# Training data processor

Download images by specifying the keyword to search, resize them into the same size and make them grayscaled.  
This notebook can be used to prepare for image classification.

## Hyperparameters

- KEYWORDS: The keywords to search images.
- SAVE_IMAGE_DIR: A path of directory we will save images to.
- FILE_COUNT: The number of images you want to download for each keywords.
- IMAGE_SIZE: The size of an image which will be generated.

In [None]:
KEYWORDS = ["sword", "shield"]
SAVE_IMAGES_DIR = "data"
FILE_COUNT = 500
IMAGE_SIZE = (64, 64)

## Get images to learn from Bing

Use `icrawler` module to download images.
It may take long time. 

In [None]:
from icrawler.builtin import BingImageCrawler
import shutil
import os

if os.path.exists(SAVE_IMAGES_DIR):
    shutil.rmtree(SAVE_IMAGES_DIR)

for key in KEYWORDS:
    save_dir = SAVE_IMAGES_DIR + "/downloads/" + key
    
    os.makedirs(save_dir)

    google_crawler = BingImageCrawler(storage={"root_dir": save_dir})
    google_crawler.crawl(keyword=key, max_num=FILE_COUNT)

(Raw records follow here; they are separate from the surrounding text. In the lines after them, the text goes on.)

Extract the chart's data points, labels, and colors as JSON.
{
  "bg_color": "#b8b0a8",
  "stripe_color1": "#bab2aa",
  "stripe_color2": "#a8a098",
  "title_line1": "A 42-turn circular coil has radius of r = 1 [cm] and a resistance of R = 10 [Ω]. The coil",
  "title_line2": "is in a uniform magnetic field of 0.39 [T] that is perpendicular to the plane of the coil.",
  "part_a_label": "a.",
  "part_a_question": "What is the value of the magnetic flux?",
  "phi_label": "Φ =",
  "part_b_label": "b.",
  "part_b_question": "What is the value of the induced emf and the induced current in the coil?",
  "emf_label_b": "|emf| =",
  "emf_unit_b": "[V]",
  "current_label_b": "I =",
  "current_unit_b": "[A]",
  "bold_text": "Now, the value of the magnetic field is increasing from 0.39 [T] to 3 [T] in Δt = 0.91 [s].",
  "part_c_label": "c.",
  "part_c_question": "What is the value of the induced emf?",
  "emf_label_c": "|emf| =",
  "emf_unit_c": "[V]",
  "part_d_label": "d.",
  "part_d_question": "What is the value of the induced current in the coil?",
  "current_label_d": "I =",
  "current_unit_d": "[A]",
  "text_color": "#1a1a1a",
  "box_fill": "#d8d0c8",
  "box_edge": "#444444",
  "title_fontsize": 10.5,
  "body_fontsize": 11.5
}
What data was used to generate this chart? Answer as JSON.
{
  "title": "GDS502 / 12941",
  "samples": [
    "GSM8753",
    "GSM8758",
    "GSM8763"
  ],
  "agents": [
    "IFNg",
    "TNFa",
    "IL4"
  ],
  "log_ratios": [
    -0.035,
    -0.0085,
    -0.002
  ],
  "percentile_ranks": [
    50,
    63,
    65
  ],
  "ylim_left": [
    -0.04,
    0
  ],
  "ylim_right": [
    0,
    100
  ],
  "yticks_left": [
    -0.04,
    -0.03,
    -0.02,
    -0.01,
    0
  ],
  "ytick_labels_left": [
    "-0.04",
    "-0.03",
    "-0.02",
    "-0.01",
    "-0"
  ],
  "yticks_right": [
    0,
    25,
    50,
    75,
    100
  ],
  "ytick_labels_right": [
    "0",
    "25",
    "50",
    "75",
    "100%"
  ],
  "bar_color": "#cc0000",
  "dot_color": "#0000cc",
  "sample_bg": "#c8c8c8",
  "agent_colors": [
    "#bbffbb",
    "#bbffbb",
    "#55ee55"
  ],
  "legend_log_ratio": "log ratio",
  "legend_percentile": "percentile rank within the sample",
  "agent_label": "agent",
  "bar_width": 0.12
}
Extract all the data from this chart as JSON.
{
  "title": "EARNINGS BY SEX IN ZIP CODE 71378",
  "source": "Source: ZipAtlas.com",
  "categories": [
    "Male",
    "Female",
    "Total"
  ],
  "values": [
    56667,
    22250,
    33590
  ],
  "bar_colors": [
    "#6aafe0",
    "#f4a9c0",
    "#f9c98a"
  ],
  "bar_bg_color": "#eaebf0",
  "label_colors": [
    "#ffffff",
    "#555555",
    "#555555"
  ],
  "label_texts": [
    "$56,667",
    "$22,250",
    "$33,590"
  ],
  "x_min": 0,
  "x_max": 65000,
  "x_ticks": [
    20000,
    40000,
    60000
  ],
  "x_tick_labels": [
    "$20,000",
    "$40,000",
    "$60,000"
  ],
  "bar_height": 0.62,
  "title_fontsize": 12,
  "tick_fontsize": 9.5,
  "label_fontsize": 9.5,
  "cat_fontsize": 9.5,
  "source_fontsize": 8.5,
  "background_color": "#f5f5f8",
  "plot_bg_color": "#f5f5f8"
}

## Resize images and make them grayscaled

In [None]:
import os
from PIL import Image

for key in KEYWORDS:
    read_dir = SAVE_IMAGES_DIR + "/downloads/" + key
    save_dir = SAVE_IMAGES_DIR + "/" + key

    if not os.path.exists(save_dir):
        os.makedirs(save_dir)

    for file in os.listdir(read_dir):
        img = Image.open(read_dir + "/" + file).convert("L")
        img = img.resize(IMAGE_SIZE, Image.ANTIALIAS)
        img.save(save_dir + "/" + file)

## Watch some of them

This cell is not necessary, but we can check whether crawling task was completed successfully or not from this.

In [None]:
import matplotlib.pyplot as plt

for key in KEYWORDS:
    image_dir = SAVE_IMAGES_DIR + "/downloads/" + key
    grayscaled_dir = SAVE_IMAGES_DIR + "/" + key

    fig, axs = plt.subplots(3, 2, figsize=(8, 6))
    fig.suptitle(f"Examples of the test cases of \"{key}\" (selected randomly)")

    count = 0
    for file in os.listdir(image_dir)[:3]:
        axs[count, 0].imshow(Image.open(image_dir + "/" + file).resize((200, 200), Image.ANTIALIAS))
        axs[count, 0].set_title("color")
        axs[count, 1].imshow(Image.open(grayscaled_dir + "/" + file).resize((200, 200), Image.ANTIALIAS))
        axs[count, 1].set_title("grayscaled")
        count = count + 1
    
    fig.show()